Plaintiffs instituted suit in the district court for the parish of St. Mary, alleging that J. T. Dowdell had, without authority and clandestinely, cut and removed from their land cross-ties to the value of $1,200 which were still in his possession, and praying that they be sequestered, that the defendant be cited, and for judgment with privilege on said ties. A writ of sequestration was accordingly issued, under which the ties were seized, and on motion of defendant they were released on his furnishing bond in the sum of $750, with C. W. Coleman as surety. The defendant then answered, the case was tried, and there was judgment for plaintiffs, decreeing that “the writ of sequestration be perpetuated as prayed for, and in accordance with the existing law governing such cases,” and condemning the defendant in the sum of $750, with interest. Thereafter the plaintiffs issued execution, which was returned nulla bona. They then sued the surety on the release bond, and in the district court obtained judgment against him, which was reversed by the Court of Appeal, and it is this last-mentioned judgment that we are called on to review.

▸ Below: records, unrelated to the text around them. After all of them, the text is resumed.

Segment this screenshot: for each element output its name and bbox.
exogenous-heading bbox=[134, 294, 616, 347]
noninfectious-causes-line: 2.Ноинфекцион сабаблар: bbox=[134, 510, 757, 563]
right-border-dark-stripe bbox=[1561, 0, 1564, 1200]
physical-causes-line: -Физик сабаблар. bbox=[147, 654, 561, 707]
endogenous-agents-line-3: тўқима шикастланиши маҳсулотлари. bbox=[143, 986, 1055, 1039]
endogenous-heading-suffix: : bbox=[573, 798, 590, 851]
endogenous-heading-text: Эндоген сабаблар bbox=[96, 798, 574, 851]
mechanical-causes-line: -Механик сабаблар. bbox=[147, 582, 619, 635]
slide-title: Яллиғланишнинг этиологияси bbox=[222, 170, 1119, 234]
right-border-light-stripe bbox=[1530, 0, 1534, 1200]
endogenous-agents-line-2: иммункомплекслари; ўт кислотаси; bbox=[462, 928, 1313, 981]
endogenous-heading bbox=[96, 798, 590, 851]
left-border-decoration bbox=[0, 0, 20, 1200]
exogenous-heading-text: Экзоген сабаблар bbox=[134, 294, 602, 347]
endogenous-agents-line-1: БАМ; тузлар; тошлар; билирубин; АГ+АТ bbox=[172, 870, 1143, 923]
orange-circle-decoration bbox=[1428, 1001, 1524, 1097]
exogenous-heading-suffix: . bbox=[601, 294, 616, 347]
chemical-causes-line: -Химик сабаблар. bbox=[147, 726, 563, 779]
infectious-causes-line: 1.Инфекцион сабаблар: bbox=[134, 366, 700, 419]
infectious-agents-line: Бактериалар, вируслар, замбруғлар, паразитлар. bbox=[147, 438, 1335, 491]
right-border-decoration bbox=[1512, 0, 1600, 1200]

Our learned Brethren rest their judgment upon the following propositions of fact and law, as stated in their opinion, to wit:
“Plaintiff’s judgment against Dowdell neither decrees the ownership of the ties, nor does it recognize any privilege on said ties in favor of plaintiffs. * '* * It is a well-settled rule of practice that the silence of judgment is equivalent to a rejection of every demand in the petition which is not specially reserved in favor of the petitioner. Rauxet v. Rauxet, 38 La. Ann. 009; Yillars v. Faivre, 36 La. Ann. 398. * * * The perpetuation of the writ of sequestration, without decreeing the ownership of the property under sequestration, and without ordering the property sold to satisfy some privilege, the only two instances where the writ may issue, can have no effect as to Coleman. The issue in this case is covered by the decision in Nalle v. Baird, 30 La. Ann. 1148.”

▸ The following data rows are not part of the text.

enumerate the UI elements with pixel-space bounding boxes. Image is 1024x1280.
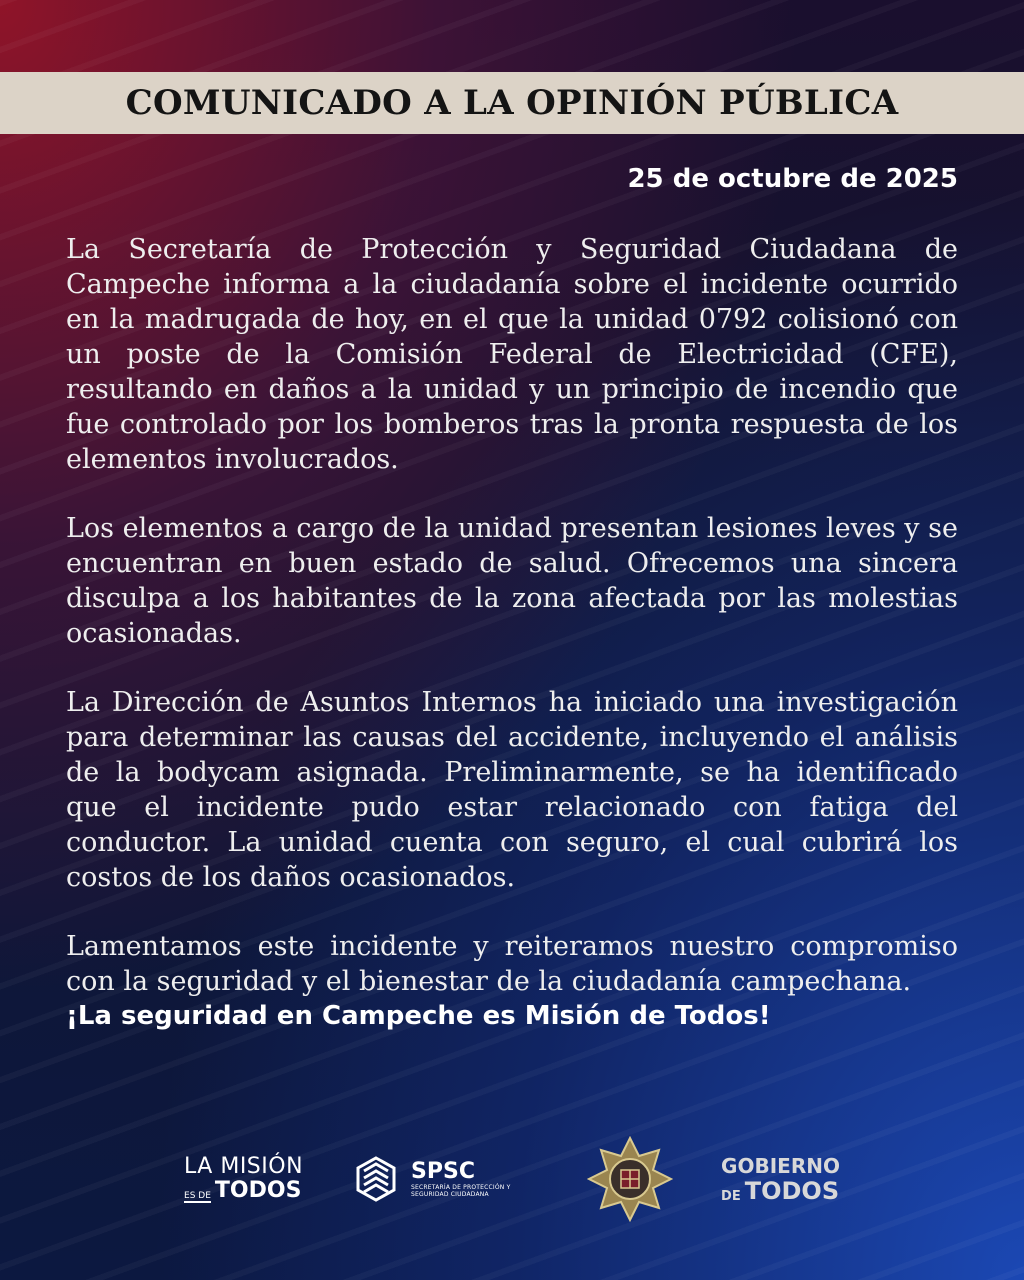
paragraph-closing: Lamentamos este incidente y reiteramos nuestro compromiso con la seguridad y el bienestar de la ciudadanía campechana. — [66, 931, 958, 997]
logo-spsc — [351, 1154, 539, 1204]
title-band — [0, 72, 1024, 134]
police-badge-icon — [587, 1136, 673, 1222]
logo-mision-todos: TODOS — [214, 1178, 302, 1203]
logo-gobierno-line1: GOBIERNO — [721, 1153, 840, 1178]
logo-gobierno-de-todos — [721, 1155, 840, 1204]
page-title: COMUNICADO A LA OPINIÓN PÚBLICA — [125, 83, 899, 123]
communique-body — [66, 232, 958, 1031]
communique-date: 25 de octubre de 2025 — [627, 164, 958, 194]
spsc-acronym: SPSC — [411, 1159, 476, 1184]
logo-mision-es-de: ES DE — [184, 1191, 211, 1201]
paragraph-incident: La Secretaría de Protección y Seguridad Ciudadana de Campeche informa a la ciudadanía sobre el incidente ocurrido en la madrugada de hoy, en el que la unidad 0792 colisionó con un poste de la Comisión Federal de Electricidad (CFE), resultando en daños a la unidad y un principio de incendio que fue controlado por los bomberos tras la pronta respuesta de los elementos involucrados. — [66, 234, 958, 475]
paragraph-investigation: La Dirección de Asuntos Internos ha iniciado una investigación para determinar las causas del accidente, incluyendo el análisis de la bodycam asignada. Preliminarmente, se ha identificado que el incidente pudo estar relacionado con fatiga del conductor. La unidad cuenta con seguro, el cual cubrirá los costos de los daños ocasionados. — [66, 687, 958, 893]
logo-gobierno-todos: TODOS — [744, 1176, 840, 1205]
spsc-emblem-icon — [351, 1154, 401, 1204]
slogan: ¡La seguridad en Campeche es Misión de Todos! — [66, 1001, 771, 1031]
logo-strip — [0, 1134, 1024, 1224]
paragraph-injuries: Los elementos a cargo de la unidad presentan lesiones leves y se encuentran en buen estado de salud. Ofrecemos una sincera disculpa a los habitantes de la zona afectada por las molestias ocasionadas. — [66, 513, 958, 649]
logo-mision-line1: LA MISIÓN — [184, 1154, 304, 1179]
spsc-subtitle: SECRETARÍA DE PROTECCIÓN Y SEGURIDAD CIUDADANA — [411, 1184, 511, 1198]
logo-gobierno-de: DE — [721, 1188, 741, 1204]
logo-la-mision-es-de-todos — [184, 1155, 303, 1203]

The answer to this, it seems to us, is that the plaintiffs alleged that the defendant had, without authority and clandestinely, removed their property from their land, and prayed for judgment against him for its value, and that the property which was still in his possession be seized and held to respond to such judgment. The defendant obtained the release of the property on a bond, the condition of which was (and is) that said property would (and will) be presented in case there should be judgment decreeing its restoration to the plaintiffs; otherwise, that the parties to the bond would (and null) pay $750 (Code Prac. art. 280), and the defendant now before the court became surety on that bond. Thereafter the plaintiffs obtained judgment condemning the original defendant to pay $750, and in terms maintaining the writ of sequestration under which the property had been seized. This was in effect to decree that the property should be restored to the plaintiffs, and held to respond to the moneyed demands of their judgment, and it is immaterial whether the result was reached upon the theory that plaintiffs were entitled to a privilege on the property, or upon the theory that they were the owners of it. The property was not presented, execution was issued against the principal and returned nulla bona, and the surety on the bond is liable according to the terms of his contract and the law. This view, we think, is in harmony with that expressed by the court in Nalle v. Baird, 30 La. Ann. 1148 (upon which the opinion of the circuit court is predicated), and conflicts with no decision to which our attention has been called, or with which we are acquainted.
It is therefore ordered, adjudged, and decreed, that the judgment of the Court of Appeal, here made the subject of review, be *422annulled, avoided, and reversed, and that the judgment rendered in this ease by the district court be affirmed; the defendant to pay all costs.